Obaluaê

15/07/2016

Obaluaê. É o senhor da terra, o Orixá da cura, da saúde e também da renovação.

Na  Almas e Angola é um dos orixás maiores, é sincretizado com São Lázaro.Ele é o orixá da cura, da saúde e da renovação. Obaluaê é muito cultuado e incompreendido ao mesmo tempo dentro dos terreiros de Umbanda e Almas e Angola. Como também é tido como o senhor das doenças, alguns terreiros procuram o não desenvolvimento do filho de santo (principalmente Umbanda) que possui como orixá de cabeça, Temido na maioria dos terreiros, sua fama como senhor das pestes, das doenças contagiosas ou não, ele, na verdade, é o médico dos pobres. É um orixá de extrema força e valor dentro do terreiro. Está presente no funcionamento do organismo, na dor que sentimos por um corte, queimadura ou traumatismo, agonia, aflição, ansiedade. A ele devemos a nossa saúde. Cuida também da pele e de suas moléstias. Também conhecido como Xapanã, seus filhos geralmente têm alergias, coceiras, pneumonia e até mesmo tuberculose. Rege as pessoas que têm problemas mentais, perturbações nervosas e todos os desequilíbrios do sistema nervoso. Sua influência, além dos cemitérios, pode ser sentida nos hospitais, casas de saúde, ambulatórios, clínicas, sempre próximo aos leitos. Cuida dos mutilados, aleijados, enfermos em geral. Ao contrário do que se prega, é o Orixá da Misericórdia.

Obaluaê quer dizer “Rei e Senhor da terra” sua veste é palha e esconde o segredo da vida e da morte.
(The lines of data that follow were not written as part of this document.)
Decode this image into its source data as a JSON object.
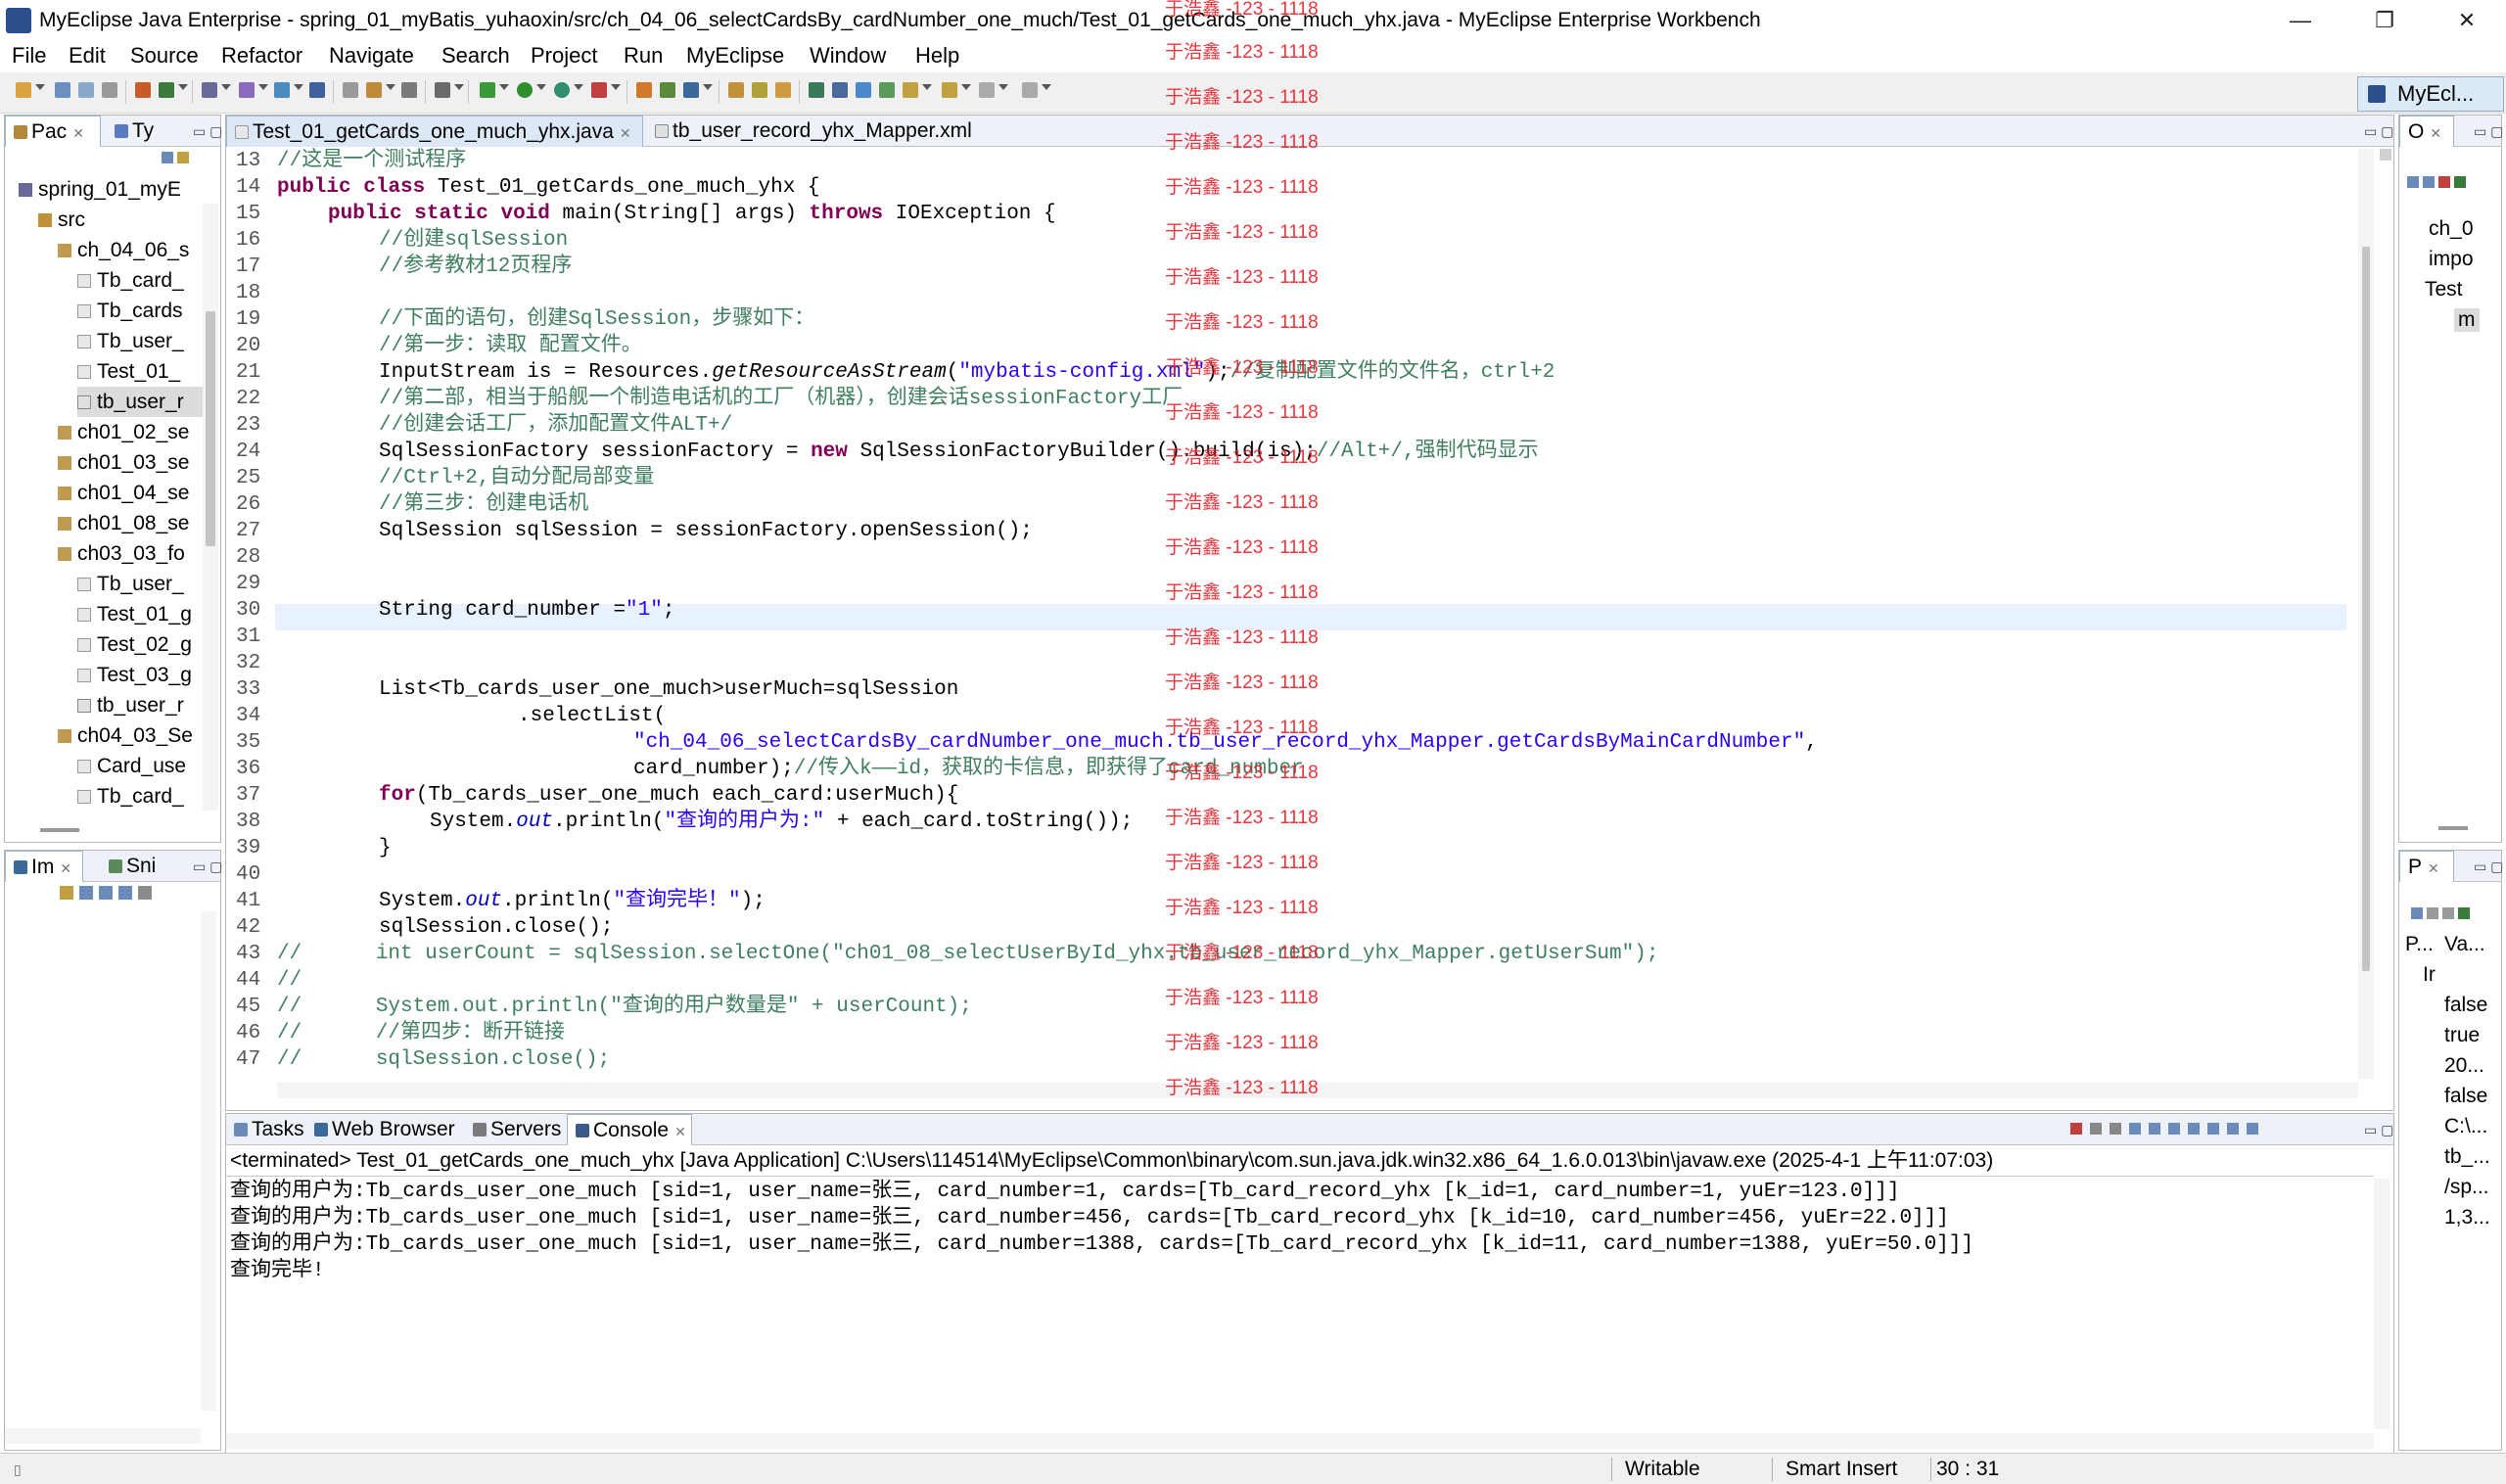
{
  "window": {
    "title": "MyEclipse Java Enterprise - spring_01_myBatis_yuhaoxin/src/ch_04_06_selectCardsBy_cardNumber_one_much/Test_01_getCards_one_much_yhx.java - MyEclipse Enterprise Workbench",
    "minimize": "—",
    "maximize": "❐",
    "close": "✕"
  },
  "menu": [
    "File",
    "Edit",
    "Source",
    "Refactor",
    "Navigate",
    "Search",
    "Project",
    "Run",
    "MyEclipse",
    "Window",
    "Help"
  ],
  "perspective": {
    "label": "MyEcl..."
  },
  "package_explorer": {
    "tabs": [
      "Pac",
      "Ty"
    ],
    "tree": [
      {
        "label": "spring_01_myE",
        "type": "project"
      },
      {
        "label": "src",
        "type": "folder"
      },
      {
        "label": "ch_04_06_s",
        "type": "package"
      },
      {
        "label": "Tb_card_",
        "type": "java"
      },
      {
        "label": "Tb_cards",
        "type": "java"
      },
      {
        "label": "Tb_user_",
        "type": "java"
      },
      {
        "label": "Test_01_",
        "type": "java"
      },
      {
        "label": "tb_user_r",
        "type": "xml",
        "selected": true
      },
      {
        "label": "ch01_02_se",
        "type": "package"
      },
      {
        "label": "ch01_03_se",
        "type": "package"
      },
      {
        "label": "ch01_04_se",
        "type": "package"
      },
      {
        "label": "ch01_08_se",
        "type": "package"
      },
      {
        "label": "ch03_03_fo",
        "type": "package"
      },
      {
        "label": "Tb_user_",
        "type": "java"
      },
      {
        "label": "Test_01_g",
        "type": "java"
      },
      {
        "label": "Test_02_g",
        "type": "java"
      },
      {
        "label": "Test_03_g",
        "type": "java"
      },
      {
        "label": "tb_user_r",
        "type": "xml"
      },
      {
        "label": "ch04_03_Se",
        "type": "package"
      },
      {
        "label": "Card_use",
        "type": "java"
      },
      {
        "label": "Tb_card_",
        "type": "java"
      }
    ]
  },
  "hierarchy_panel": {
    "tabs": [
      "Im",
      "Sni"
    ]
  },
  "editor": {
    "tabs": [
      "Test_01_getCards_one_much_yhx.java",
      "tb_user_record_yhx_Mapper.xml"
    ],
    "line_numbers": [
      "13",
      "14",
      "15",
      "16",
      "17",
      "18",
      "19",
      "20",
      "21",
      "22",
      "23",
      "24",
      "25",
      "26",
      "27",
      "28",
      "29",
      "30",
      "31",
      "32",
      "33",
      "34",
      "35",
      "36",
      "37",
      "38",
      "39",
      "40",
      "41",
      "42",
      "43",
      "44",
      "45",
      "46",
      "47"
    ],
    "lines": {
      "l13": "//这是一个测试程序",
      "l14_kw1": "public",
      "l14_kw2": "class",
      "l14_rest": " Test_01_getCards_one_much_yhx {",
      "l15_kw1": "public",
      "l15_kw2": "static",
      "l15_kw3": "void",
      "l15_mid": " main(String[] args) ",
      "l15_kw4": "throws",
      "l15_rest": " IOException {",
      "l16": "//创建sqlSession",
      "l17": "//参考教材12页程序",
      "l19": "//下面的语句，创建SqlSession，步骤如下：",
      "l20": "//第一步：读取 配置文件。",
      "l21_a": "InputStream is = Resources.",
      "l21_m": "getResourceAsStream",
      "l21_b": "(",
      "l21_s": "\"mybatis-config.xml\"",
      "l21_c": ");",
      "l21_cm": "//复制配置文件的文件名，ctrl+2",
      "l22": "//第二部，相当于船舰一个制造电话机的工厂（机器），创建会话sessionFactory工厂",
      "l23": "//创建会话工厂，添加配置文件ALT+/",
      "l24_a": "SqlSessionFactory sessionFactory = ",
      "l24_kw": "new",
      "l24_b": " SqlSessionFactoryBuilder().build(is);",
      "l24_cm": "//Alt+/,强制代码显示",
      "l25": "//Ctrl+2,自动分配局部变量",
      "l26": "//第三步：创建电话机",
      "l27": "SqlSession sqlSession = sessionFactory.openSession();",
      "l30_a": "String card_number =",
      "l30_s": "\"1\"",
      "l30_b": ";",
      "l33": "List<Tb_cards_user_one_much>userMuch=sqlSession",
      "l34": ".selectList(",
      "l35_s": "\"ch_04_06_selectCardsBy_cardNumber_one_much.tb_user_record_yhx_Mapper.getCardsByMainCardNumber\"",
      "l35_b": ",",
      "l36_a": "card_number);",
      "l36_cm": "//传入k——id，获取的卡信息，即获得了card_number",
      "l37_kw": "for",
      "l37_b": "(Tb_cards_user_one_much each_card:userMuch){",
      "l38_a": "System.",
      "l38_f": "out",
      "l38_b": ".println(",
      "l38_s": "\"查询的用户为:\"",
      "l38_c": " + each_card.toString());",
      "l39": "}",
      "l41_a": "System.",
      "l41_f": "out",
      "l41_b": ".println(",
      "l41_s": "\"查询完毕！\"",
      "l41_c": ");",
      "l42": "sqlSession.close();",
      "l43": "//      int userCount = sqlSession.selectOne(\"ch01_08_selectUserById_yhx.tb_user_record_yhx_Mapper.getUserSum\");",
      "l44": "//",
      "l45": "//      System.out.println(\"查询的用户数量是\" + userCount);",
      "l46": "//      //第四步：断开链接",
      "l47": "//      sqlSession.close();"
    },
    "watermark": "于浩鑫 -123 - 1118"
  },
  "outline_panel": {
    "tabs": [
      "O"
    ],
    "items": [
      "ch_0",
      "impo",
      "Test",
      "m"
    ]
  },
  "properties_panel": {
    "tabs": [
      "P"
    ],
    "headers": [
      "P...",
      "Va..."
    ],
    "values": [
      "Ir",
      "false",
      "true",
      "20...",
      "false",
      "C:\\...",
      "tb_...",
      "/sp...",
      "1,3..."
    ]
  },
  "console": {
    "tabs": [
      "Tasks",
      "Web Browser",
      "Servers",
      "Console"
    ],
    "header": "<terminated> Test_01_getCards_one_much_yhx [Java Application] C:\\Users\\114514\\MyEclipse\\Common\\binary\\com.sun.java.jdk.win32.x86_64_1.6.0.013\\bin\\javaw.exe (2025-4-1 上午11:07:03)",
    "lines": [
      "查询的用户为:Tb_cards_user_one_much [sid=1, user_name=张三, card_number=1, cards=[Tb_card_record_yhx [k_id=1, card_number=1, yuEr=123.0]]]",
      "查询的用户为:Tb_cards_user_one_much [sid=1, user_name=张三, card_number=456, cards=[Tb_card_record_yhx [k_id=10, card_number=456, yuEr=22.0]]]",
      "查询的用户为:Tb_cards_user_one_much [sid=1, user_name=张三, card_number=1388, cards=[Tb_card_record_yhx [k_id=11, card_number=1388, yuEr=50.0]]]",
      "查询完毕!"
    ]
  },
  "status": {
    "writable": "Writable",
    "insert": "Smart Insert",
    "position": "30 : 31"
  }
}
Está relacionado à terra quente e seca, como o calor do fogo e do sol – calor que lembra a febre das doenças infectocontagiosas.
Obaluaê representa a terra e o sol, aliás, ele é o próprio sol, por isso usa uma coroa de palha (azê) que tampa seu rosto, porque sem ela as pessoas não poderiam olhar para ele. Ninguém pode olhar o sol diretamente. Está fortemente relacionado os troncos e os ramos das árvores. Sua matéria de origem é a terra. Relaciona-se também com os espíritos contidos na terra. O colar que o simboliza é o ladgiba, cujas contas são feitas da semente existente dentro da fruta do Igi-Opê ou Ogi-Opê, palmeiras pretas. Usa também bradga, um colar grande de cauris.
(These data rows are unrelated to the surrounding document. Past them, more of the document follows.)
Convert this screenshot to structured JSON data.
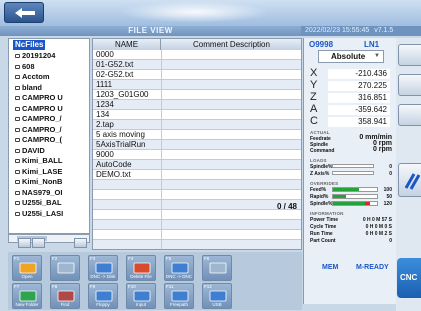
{
  "header": {
    "title": "FILE VIEW",
    "datetime": "2022/02/23 15:55:45",
    "version": "v7.1.5"
  },
  "tree": {
    "root": "NcFiles",
    "items": [
      "20191204",
      "608",
      "Acctom",
      "bland",
      "CAMPRO U",
      "CAMPRO U",
      "CAMPRO_/",
      "CAMPRO_/",
      "CAMPRO_(",
      "DAVID",
      "Kimi_BALL",
      "Kimi_LASE",
      "Kimi_NonB",
      "NAS979_OI",
      "U255i_BAL",
      "U255i_LASI"
    ]
  },
  "files": {
    "col_name": "NAME",
    "col_comment": "Comment Description",
    "rows": [
      "0000",
      "01-G52.txt",
      "02-G52.txt",
      "1111",
      "1203_G01G00",
      "1234",
      "134",
      "2.tap",
      "5 axis moving",
      "5AxisTrialRun",
      "9000",
      "AutoCode",
      "DEMO.txt"
    ],
    "count": "0 / 48"
  },
  "machine": {
    "program": "O9998",
    "tool": "LN1",
    "mode": "Absolute",
    "axes": [
      {
        "label": "X",
        "value": "-210.436"
      },
      {
        "label": "Y",
        "value": "270.225"
      },
      {
        "label": "Z",
        "value": "316.851"
      },
      {
        "label": "A",
        "value": "-359.642"
      },
      {
        "label": "C",
        "value": "358.941"
      }
    ],
    "actual_title": "ACTUAL",
    "feedrate_label": "Feedrate",
    "feedrate_value": "0 mm/min",
    "spindle_label": "Spindle",
    "spindle_value": "0 rpm",
    "command_label": "Command",
    "command_value": "0 rpm",
    "load_title": "LOADS",
    "spindle_load_label": "Spindle%",
    "spindle_load_value": "0",
    "zaxis_load_label": "Z Axis%",
    "zaxis_load_value": "0",
    "overrides_title": "OVERRIDES",
    "feed_ov_label": "Feed%",
    "feed_ov_value": "100",
    "rapid_ov_label": "Rapid%",
    "rapid_ov_value": "50",
    "spindle_ov_label": "Spindle%",
    "spindle_ov_value": "120",
    "feed_ov_level": 0.6,
    "rapid_ov_level": 0.3,
    "spindle_ov_level": 0.72,
    "info_title": "INFORMATION",
    "power_label": "Power Time",
    "power_value": "0 H 0 M 57 S",
    "cycle_label": "Cycle Time",
    "cycle_value": "0 H 0 M 0 S",
    "run_label": "Run Time",
    "run_value": "0 H 0 M 2 S",
    "part_label": "Part Count",
    "part_value": "0",
    "mem": "MEM",
    "ready": "M-READY"
  },
  "softkeys": [
    {
      "fn": "F1",
      "label": "Open"
    },
    {
      "fn": "F2",
      "label": ""
    },
    {
      "fn": "F3",
      "label": "DNC -> Disk"
    },
    {
      "fn": "F4",
      "label": "Delete File"
    },
    {
      "fn": "F5",
      "label": "DNC -> DNC"
    },
    {
      "fn": "F6",
      "label": ""
    },
    {
      "fn": "F7",
      "label": "New Folder"
    },
    {
      "fn": "F8",
      "label": "Find"
    },
    {
      "fn": "F9",
      "label": "Floppy"
    },
    {
      "fn": "F10",
      "label": "Input"
    },
    {
      "fn": "F11",
      "label": "Freepath"
    },
    {
      "fn": "F12",
      "label": "USB"
    }
  ],
  "cnc_label": "CNC",
  "colors": {
    "accent": "#1a56c8",
    "ov_green": "#23a33a",
    "ov_red": "#d92b2b"
  }
}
Diz a lenda que Ôbaluaê, filho de Nanã, nasceu doente com o corpo coberto de chagas, e por isso Nanã o abandonou na beira da praia para que o mar o levasse. Iemanjá o achou e o escondeu em uma gruta na praia, cuidou de suas chagas e o cobriu com palha da costa para que suas cicatrizes não fossem vistas. Um dia, próximo à praia Ogum dava uma festa em que todos os orixás dançavam e cantavam. Iansã, observadora, o viu observando de longe e veio até ele. Ela levantou a palha de seu rosto e viu as marcas em sua pele e com sua ventarola provocou um vento tão forte que as feridas de Obaluaê saíram do corpo dele se transformando em pipoca, deixando-o limpo e são.

A saudação de Obaluaê é: Atotô, Obaluaê!

Seu dia da semana é a segunda-feira.

A vela utilizada para este orixá é a preta e branca.